DRIVING IN ADVERSE WEATHER
Driving in adverse weather can be much more dangerous than normal, so here are a few tips for when you really have to get somewhere.
BEFORE SETTING OFF
• Ensure your car is well maintained so it doesn't break down on you.
• Consider keeping an emergency kit in the boot just in case.
• Make sure all windows are clean and free of mist, ice and snow, both inside and out.
WATCH OUT FOR CHANGING CONDITIONS
When weather conditions are poor, keep your speed down and make sure you have a safe gap to the car in front - many accidents are caused by not braking in time when the roads are wet or slippery.
A change of road conditions can surprise you, so look out for:
• When the road goes up or down hill
• When entering open ground with more exposure
• When the road goes under bridges or trees
• Roads not clear of snow and ice where traffic is light
• Sharp bends where it is easier to lose control
DRIVING THROUGH ICE AND SNOW
Clear any snow off the roof of the vehicle before driving away, so it doesn't blow onto cars behind.
Pull away very gently to reduce wheel spin. If you struggle to move away, don't accelerate harder as you will dig yourself into a hole. Instead try steering left and right, starting in 2nd gear or putting sand or mats under the driven wheels of the car.
Drive at a much slower speed than usual, as it will take much longer to steer or stop the car.
Watch out for ice patches - look for clues such as ice at the side of the road or your steering feeling extra light.
Plan well ahead so you don't have to brake suddenly, as your wheels might lock which could make the car skid out of control.
DRIVING IN RAIN AND FLOODS
When the road is wet it can take twice as long to stop, so leave a much larger gap between you and the car in front.
If your car starts to lose grip or 'aquaplane' on surface water lift off the accelerator to slow down. Do not brake or steer suddenly as you might lose control of the car if grip returns quickly.
If you have to drive through floods, make sure the water is less than 15cm deep - any deeper and you might damage your engine by sucking water into it. Drive slowly in 1st gear and keep the engine revs above 2000rpm to stop the engine stalling.
Test your brakes after driving through water to make sure they work properly.
DRIVING IN FOG
Use dipped headlights so that other drivers can see you coming.
Use fog lights when visibility is less than 100 metres. Remember to turn them off again once visibility improves.

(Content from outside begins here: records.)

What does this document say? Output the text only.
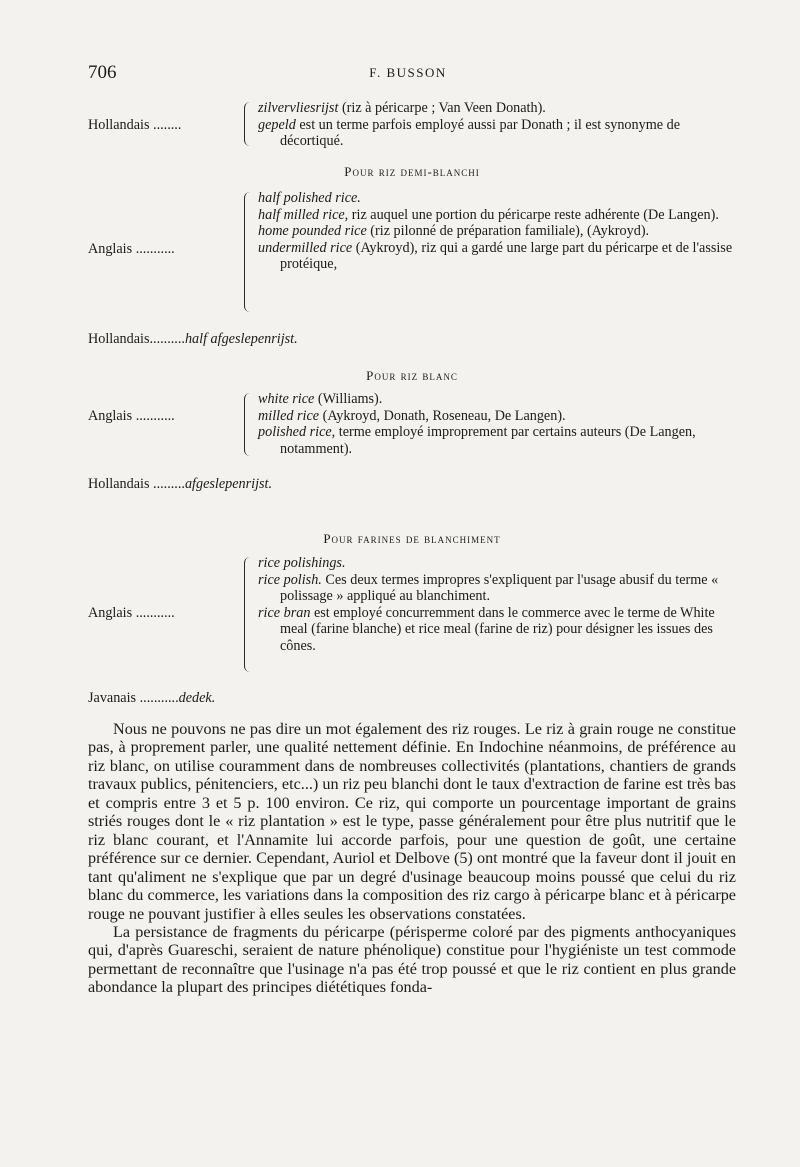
706	F. BUSSON
Hollandais ........
zilvervliesrijst (riz à péricarpe ; Van Veen Donath).
gepeld est un terme parfois employé aussi par Donath ; il est synonyme de décortiqué.
Pour riz demi-blanchi
Anglais ...........
half polished rice.
half milled rice, riz auquel une portion du péricarpe reste adhérente (De Langen).
home pounded rice (riz pilonné de préparation familiale), (Aykroyd).
undermilled rice (Aykroyd), riz qui a gardé une large part du péricarpe et de l'assise protéique,
Hollandais..........half afgeslepenrijst.
Pour riz blanc
Anglais ...........
white rice (Williams).
milled rice (Aykroyd, Donath, Roseneau, De Langen).
polished rice, terme employé improprement par certains auteurs (De Langen, notamment).
Hollandais .........afgeslepenrijst.
Pour farines de blanchiment
Anglais ...........
rice polishings.
rice polish. Ces deux termes impropres s'expliquent par l'usage abusif du terme « polissage » appliqué au blanchiment.
rice bran est employé concurremment dans le commerce avec le terme de White meal (farine blanche) et rice meal (farine de riz) pour désigner les issues des cônes.
Javanais ...........dedek.

Nous ne pouvons ne pas dire un mot également des riz rouges. Le riz à grain rouge ne constitue pas, à proprement parler, une qualité nettement définie. En Indochine néanmoins, de préférence au riz blanc, on utilise couramment dans de nombreuses collectivités (plantations, chantiers de grands travaux publics, pénitenciers, etc...) un riz peu blanchi dont le taux d'extraction de farine est très bas et compris entre 3 et 5 p. 100 environ. Ce riz, qui comporte un pourcentage important de grains striés rouges dont le « riz plantation » est le type, passe généralement pour être plus nutritif que le riz blanc courant, et l'Annamite lui accorde parfois, pour une question de goût, une certaine préférence sur ce dernier. Cependant, Auriol et Delbove (5) ont montré que la faveur dont il jouit en tant qu'aliment ne s'explique que par un degré d'usinage beaucoup moins poussé que celui du riz blanc du commerce, les variations dans la composition des riz cargo à péricarpe blanc et à péricarpe rouge ne pouvant justifier à elles seules les observations constatées.

La persistance de fragments du péricarpe (périsperme coloré par des pigments anthocyaniques qui, d'après Guareschi, seraient de nature phénolique) constitue pour l'hygiéniste un test commode permettant de reconnaître que l'usinage n'a pas été trop poussé et que le riz contient en plus grande abondance la plupart des principes diététiques fonda-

Try not to blindly follow the car in front's tail lights - without a safe following distance, if they crash you might crash into them.
Fog is often patchy, so be careful with your speed once visibility improves - there might be more fog just around the corner.
DRIVING IN WINDY WEATHER
Take extra care to look out for debris (tree branches etc) lying on the road.
Plan ahead and check if any high bridges on your route are closed.
Watch out for strong crosswinds, especially on open stretches of road or when passing high-sided vehicles, bridges or large buildings.
Give extra space around bicycles and motorbikes as they might be blown off course.